Iba tarde, iba en ayunas, había dejado el coche tan mal aparcado que no era improbable que se lo llevara la grúa, pero fue ver a Mateo Zapatón y el gusto de los recuerdos que su figura me despertaba pudo más que la prisa. Tan alto como siempre, erguido, con la misma expresión apacible en la cara, la nariz grande y los ojos un poco saltones, los carrillos rojos de frío y de salud, aunque ya aflojados por la edad, los andares tan firmes como cuando desfilaba vestido de penitente delante del trono de la Santa Cena, manejando su gran varal de directivo de la cofradía.
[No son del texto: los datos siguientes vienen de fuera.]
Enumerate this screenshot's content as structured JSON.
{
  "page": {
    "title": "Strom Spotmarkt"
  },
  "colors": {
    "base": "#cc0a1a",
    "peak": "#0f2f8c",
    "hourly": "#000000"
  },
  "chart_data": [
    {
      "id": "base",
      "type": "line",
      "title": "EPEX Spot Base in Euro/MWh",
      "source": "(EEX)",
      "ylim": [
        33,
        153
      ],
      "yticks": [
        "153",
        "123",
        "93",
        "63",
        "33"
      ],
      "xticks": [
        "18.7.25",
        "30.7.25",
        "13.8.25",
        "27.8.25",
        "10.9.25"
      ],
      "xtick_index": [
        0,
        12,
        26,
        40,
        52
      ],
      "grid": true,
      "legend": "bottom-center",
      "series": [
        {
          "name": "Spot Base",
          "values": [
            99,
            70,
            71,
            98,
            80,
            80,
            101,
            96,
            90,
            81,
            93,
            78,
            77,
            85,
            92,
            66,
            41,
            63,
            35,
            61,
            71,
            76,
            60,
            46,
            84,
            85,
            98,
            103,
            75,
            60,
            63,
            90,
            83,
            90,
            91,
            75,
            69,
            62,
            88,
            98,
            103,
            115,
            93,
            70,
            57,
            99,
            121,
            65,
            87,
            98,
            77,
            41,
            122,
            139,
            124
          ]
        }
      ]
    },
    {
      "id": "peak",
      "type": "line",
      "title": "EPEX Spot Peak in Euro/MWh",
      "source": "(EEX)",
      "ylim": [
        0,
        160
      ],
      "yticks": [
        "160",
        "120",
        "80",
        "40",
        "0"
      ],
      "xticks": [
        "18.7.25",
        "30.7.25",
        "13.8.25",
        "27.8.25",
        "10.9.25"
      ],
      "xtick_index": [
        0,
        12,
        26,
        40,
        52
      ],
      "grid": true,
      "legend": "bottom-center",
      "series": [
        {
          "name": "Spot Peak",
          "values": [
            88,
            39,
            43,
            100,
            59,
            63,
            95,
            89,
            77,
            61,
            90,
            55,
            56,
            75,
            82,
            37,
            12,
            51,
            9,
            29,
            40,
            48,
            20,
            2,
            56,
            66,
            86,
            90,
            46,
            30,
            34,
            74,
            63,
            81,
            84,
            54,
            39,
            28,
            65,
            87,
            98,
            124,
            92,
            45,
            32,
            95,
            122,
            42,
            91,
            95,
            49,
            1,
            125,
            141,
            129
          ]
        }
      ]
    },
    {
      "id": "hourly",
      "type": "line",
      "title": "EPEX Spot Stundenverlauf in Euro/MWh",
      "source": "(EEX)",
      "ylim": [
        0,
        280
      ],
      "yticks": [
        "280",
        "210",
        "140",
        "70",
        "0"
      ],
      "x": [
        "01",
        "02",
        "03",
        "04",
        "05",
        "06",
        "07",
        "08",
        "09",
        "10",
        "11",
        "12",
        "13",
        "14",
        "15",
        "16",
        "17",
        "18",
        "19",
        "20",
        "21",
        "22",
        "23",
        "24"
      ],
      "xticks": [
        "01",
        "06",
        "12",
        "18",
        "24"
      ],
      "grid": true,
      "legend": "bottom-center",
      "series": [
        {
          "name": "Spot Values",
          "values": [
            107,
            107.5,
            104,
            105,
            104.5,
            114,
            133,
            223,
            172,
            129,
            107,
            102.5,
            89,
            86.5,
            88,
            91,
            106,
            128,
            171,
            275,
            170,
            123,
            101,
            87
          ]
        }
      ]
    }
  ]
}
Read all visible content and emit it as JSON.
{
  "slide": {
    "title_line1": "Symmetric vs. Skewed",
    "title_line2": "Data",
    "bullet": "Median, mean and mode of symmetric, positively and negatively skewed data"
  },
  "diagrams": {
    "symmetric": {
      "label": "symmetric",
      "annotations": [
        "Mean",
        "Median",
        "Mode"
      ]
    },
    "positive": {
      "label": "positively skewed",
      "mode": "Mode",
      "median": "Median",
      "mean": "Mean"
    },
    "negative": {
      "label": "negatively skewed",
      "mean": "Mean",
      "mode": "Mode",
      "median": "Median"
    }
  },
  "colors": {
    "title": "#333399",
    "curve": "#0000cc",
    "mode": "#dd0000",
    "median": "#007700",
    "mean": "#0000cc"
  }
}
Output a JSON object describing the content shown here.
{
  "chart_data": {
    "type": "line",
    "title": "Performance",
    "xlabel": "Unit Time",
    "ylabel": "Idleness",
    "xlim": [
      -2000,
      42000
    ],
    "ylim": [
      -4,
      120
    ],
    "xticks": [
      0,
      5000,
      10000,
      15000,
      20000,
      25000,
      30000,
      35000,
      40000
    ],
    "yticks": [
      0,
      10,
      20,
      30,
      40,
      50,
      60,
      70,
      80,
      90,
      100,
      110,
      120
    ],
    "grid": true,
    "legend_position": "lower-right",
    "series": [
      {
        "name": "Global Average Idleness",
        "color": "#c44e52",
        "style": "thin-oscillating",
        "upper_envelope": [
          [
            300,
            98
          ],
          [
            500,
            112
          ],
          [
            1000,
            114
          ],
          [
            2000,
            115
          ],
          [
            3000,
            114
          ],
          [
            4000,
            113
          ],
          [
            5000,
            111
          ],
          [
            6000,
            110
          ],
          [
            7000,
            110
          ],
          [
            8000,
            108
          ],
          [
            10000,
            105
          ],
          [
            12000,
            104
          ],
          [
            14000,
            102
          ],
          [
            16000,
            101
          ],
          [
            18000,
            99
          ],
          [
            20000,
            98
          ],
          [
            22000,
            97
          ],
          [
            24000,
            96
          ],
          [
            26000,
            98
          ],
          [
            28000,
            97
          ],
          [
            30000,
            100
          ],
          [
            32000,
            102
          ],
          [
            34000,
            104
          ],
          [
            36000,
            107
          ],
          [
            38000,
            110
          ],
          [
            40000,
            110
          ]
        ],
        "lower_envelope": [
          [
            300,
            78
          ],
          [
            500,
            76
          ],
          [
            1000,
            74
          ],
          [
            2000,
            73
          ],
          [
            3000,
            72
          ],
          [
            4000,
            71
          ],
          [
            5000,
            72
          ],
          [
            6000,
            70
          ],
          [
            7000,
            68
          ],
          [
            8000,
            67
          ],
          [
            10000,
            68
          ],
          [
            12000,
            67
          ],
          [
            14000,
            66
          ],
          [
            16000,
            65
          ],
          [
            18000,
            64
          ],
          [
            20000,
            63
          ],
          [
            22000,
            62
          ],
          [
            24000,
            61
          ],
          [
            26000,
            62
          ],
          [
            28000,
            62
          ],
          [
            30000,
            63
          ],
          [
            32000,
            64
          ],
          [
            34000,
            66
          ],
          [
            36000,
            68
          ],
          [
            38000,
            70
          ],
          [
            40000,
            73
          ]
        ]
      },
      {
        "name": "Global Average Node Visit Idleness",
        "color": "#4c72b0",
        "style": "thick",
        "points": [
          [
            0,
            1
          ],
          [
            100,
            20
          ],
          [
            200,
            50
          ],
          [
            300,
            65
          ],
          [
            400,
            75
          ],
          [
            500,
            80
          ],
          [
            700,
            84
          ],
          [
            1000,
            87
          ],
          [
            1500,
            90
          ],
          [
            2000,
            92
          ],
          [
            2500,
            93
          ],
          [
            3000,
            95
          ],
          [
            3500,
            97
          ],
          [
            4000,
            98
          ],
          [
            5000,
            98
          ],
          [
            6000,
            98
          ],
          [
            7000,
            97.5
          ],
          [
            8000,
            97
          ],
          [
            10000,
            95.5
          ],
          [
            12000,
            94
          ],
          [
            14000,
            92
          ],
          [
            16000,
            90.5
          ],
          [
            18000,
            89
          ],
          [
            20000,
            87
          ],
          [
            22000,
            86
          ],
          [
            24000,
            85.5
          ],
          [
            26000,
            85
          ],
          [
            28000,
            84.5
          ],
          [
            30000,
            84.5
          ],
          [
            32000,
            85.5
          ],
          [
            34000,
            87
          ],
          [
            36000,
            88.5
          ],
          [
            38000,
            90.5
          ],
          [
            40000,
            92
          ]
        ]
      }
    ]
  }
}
Aquel trono era uno de los más espectaculares de la Semana Santa, y el que más figuras tenía, los doce apóstoles en torno a la mesa con mantel de hilo y Cristo de pie en un extremo, una mano en el corazón y la otra alzada en el gesto de bendecir, y la orla de oro en torno a su cabeza vibrando con el movimiento majestuoso de las ruedas del trono sobre las calles adoquinadas o empedradas de entonces, con la misma tenue agitación con que se movían las llamas de las tulipas y el mantel blanco sobre el que estaban dispuestos el pan y el vino para el sacrificio litúrgico. Todos los apóstoles miraban hacia Jesús y tenían delante de las caras un pequeño foco que se las iluminaba dramáticamente de luz blanca; todos salvo Judas, que volvía la cabeza con un gesto de remordimiento y de codicia y miraba la bolsa de monedas de su traición, medio oculta detrás de su asiento. La luz que le daba a Judas en la cara era verde, un verde amarillento de malhumor hepático, y en nuestra ciudad todos sabían que esos rasgos que odiábamos los niños tanto como los de los malvados de las películas eran los de un sastre que tenía su tienda y su obrador en una esquina de la calle Real muy próxima al portal de Mateo Zapatón.